Monet and the Marriage of East and West August 11, 2015

Monet

Someone asked me this morning how long my wife Mariko and I have been married. I responded, “Feels like yesterday to me, feels like 100 to Mariko, but it’s more like 25.” Today is our 25th wedding anniversary. I am thankful to my wife for her faithful love over all the years. One of the most precious qualities of our marriage is the shared value we cherish for a global theology of culture that reflects the multifaceted, diverse beauty and glory of Christ and his kingdom around the world.

This week we visited the Art Institute of Chicago, which is where we got engaged many years ago. At that time, we purchased a copy of Monet’s Japanese Bridge, which was located in his garden at Giverny. The picture hangs in our living room. We recall the narration that accompanied the Monet exhibit that the museum featured at that time. A series of paintings of the bridge was the last in the special collection. The narrator said that Monet envisioned his art as a kind of bridge between East and West. The narrator’s words spoke to us, and we have seen our marriage in like manner (though not a reunion of the Axis powers—Germany and Japan, as one of my seminary professors jokingly remarked at the news of our wedding announcement many years ago). We displayed the print at our wedding, as my sister sang “In Christ, There Is No East or West.”

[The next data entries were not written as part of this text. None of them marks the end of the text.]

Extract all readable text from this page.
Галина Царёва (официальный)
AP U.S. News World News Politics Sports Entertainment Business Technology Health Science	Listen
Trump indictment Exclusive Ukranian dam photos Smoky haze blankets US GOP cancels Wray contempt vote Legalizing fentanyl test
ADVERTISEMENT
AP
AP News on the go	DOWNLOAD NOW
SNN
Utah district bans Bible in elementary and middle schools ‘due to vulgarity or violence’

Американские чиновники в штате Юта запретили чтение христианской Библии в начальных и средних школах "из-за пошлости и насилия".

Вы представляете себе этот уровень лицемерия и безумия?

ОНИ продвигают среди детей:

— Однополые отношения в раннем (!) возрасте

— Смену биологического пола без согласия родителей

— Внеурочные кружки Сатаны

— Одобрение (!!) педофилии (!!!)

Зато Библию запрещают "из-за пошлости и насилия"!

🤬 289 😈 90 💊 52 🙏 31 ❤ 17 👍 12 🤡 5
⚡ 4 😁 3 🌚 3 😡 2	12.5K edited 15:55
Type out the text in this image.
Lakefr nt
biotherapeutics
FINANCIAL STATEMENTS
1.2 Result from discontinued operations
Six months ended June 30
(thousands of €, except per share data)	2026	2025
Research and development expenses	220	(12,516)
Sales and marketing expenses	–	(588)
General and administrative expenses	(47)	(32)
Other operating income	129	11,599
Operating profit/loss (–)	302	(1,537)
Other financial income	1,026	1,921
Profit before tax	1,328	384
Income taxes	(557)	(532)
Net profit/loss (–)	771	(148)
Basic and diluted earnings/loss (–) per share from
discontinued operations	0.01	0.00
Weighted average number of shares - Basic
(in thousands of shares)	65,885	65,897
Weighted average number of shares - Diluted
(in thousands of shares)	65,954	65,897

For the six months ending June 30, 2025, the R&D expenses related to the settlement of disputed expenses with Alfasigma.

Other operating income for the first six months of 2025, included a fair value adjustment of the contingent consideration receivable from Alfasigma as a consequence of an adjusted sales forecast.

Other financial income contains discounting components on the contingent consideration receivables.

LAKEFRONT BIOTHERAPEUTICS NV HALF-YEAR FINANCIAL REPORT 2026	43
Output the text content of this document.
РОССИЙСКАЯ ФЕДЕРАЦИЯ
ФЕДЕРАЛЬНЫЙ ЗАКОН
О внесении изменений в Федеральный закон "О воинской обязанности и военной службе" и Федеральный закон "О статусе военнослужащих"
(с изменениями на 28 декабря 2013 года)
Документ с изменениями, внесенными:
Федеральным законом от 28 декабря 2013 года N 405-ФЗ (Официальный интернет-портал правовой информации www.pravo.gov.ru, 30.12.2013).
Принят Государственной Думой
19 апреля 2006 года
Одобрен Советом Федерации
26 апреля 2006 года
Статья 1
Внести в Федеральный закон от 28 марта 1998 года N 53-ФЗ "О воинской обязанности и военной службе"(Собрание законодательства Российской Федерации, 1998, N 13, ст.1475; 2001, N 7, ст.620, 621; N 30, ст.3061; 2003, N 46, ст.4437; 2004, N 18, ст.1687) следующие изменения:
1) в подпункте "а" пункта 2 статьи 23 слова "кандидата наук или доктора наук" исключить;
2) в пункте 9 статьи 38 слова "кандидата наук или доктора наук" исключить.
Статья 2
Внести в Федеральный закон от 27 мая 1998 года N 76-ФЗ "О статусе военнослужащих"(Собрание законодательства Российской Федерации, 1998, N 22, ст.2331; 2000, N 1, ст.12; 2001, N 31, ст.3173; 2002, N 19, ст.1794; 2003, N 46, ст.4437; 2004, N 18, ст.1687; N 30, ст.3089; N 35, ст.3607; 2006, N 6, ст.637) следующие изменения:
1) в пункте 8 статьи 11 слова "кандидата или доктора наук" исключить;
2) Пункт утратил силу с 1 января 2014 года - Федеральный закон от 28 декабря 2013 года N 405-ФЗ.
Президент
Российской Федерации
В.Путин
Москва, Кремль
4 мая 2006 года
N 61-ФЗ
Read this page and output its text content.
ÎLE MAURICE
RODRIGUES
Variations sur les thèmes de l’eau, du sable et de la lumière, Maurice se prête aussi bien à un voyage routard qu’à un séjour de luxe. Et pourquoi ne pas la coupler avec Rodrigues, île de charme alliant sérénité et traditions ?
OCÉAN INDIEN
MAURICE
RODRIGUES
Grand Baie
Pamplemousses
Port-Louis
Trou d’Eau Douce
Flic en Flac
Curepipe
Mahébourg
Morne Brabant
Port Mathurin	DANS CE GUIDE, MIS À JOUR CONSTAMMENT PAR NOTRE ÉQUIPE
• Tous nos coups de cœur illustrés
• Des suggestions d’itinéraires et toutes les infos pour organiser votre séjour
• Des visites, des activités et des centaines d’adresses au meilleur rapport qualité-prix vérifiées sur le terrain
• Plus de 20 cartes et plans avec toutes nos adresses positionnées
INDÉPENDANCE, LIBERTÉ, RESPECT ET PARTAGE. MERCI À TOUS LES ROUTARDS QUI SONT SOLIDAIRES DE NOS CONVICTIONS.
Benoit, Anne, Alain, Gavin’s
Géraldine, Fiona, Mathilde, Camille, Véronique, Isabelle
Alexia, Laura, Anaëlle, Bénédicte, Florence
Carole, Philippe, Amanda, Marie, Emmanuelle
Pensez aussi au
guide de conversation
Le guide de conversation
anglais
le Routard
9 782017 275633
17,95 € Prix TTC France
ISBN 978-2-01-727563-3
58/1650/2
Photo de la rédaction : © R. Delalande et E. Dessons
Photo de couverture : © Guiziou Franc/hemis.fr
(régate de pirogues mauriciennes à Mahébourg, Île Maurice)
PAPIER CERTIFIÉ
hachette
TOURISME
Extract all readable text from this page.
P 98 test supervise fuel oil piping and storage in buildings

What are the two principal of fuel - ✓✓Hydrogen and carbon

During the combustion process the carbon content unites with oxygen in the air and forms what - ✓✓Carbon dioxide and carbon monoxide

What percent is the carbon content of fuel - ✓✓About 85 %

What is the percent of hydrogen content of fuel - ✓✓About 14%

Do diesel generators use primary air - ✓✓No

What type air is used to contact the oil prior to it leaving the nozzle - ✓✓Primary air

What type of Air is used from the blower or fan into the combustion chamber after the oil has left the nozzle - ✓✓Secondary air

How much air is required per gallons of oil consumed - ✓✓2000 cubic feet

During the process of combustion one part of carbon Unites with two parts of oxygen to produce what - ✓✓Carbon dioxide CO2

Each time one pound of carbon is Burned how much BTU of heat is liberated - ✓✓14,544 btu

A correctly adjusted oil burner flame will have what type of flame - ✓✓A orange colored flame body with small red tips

One of the best examples in our lives of this global bridge-building endeavor between East and West is my forthcoming work with Patheos titled Evangelical Zen: A Christian’s Spiritual Travels with a Buddhist Friend. The book is due out shortly. My wife loves this book, as it chronicles key aspects of our journey in Japan. It also bears witness to a dear friendship with the late Abbot Kyogen Carlson, a Zen Buddhist Priest, who was (and is still) one of my dearest friends and dialogue partners in bridging the East and West in Portland, Oregon and beyond.

25th Wedding AnniversaryOn my wedding anniversary, I wish all of you the best. I also hope you find others with whom to share life, and who cherish deep and abiding values that bring people together rather than tear them and society apart.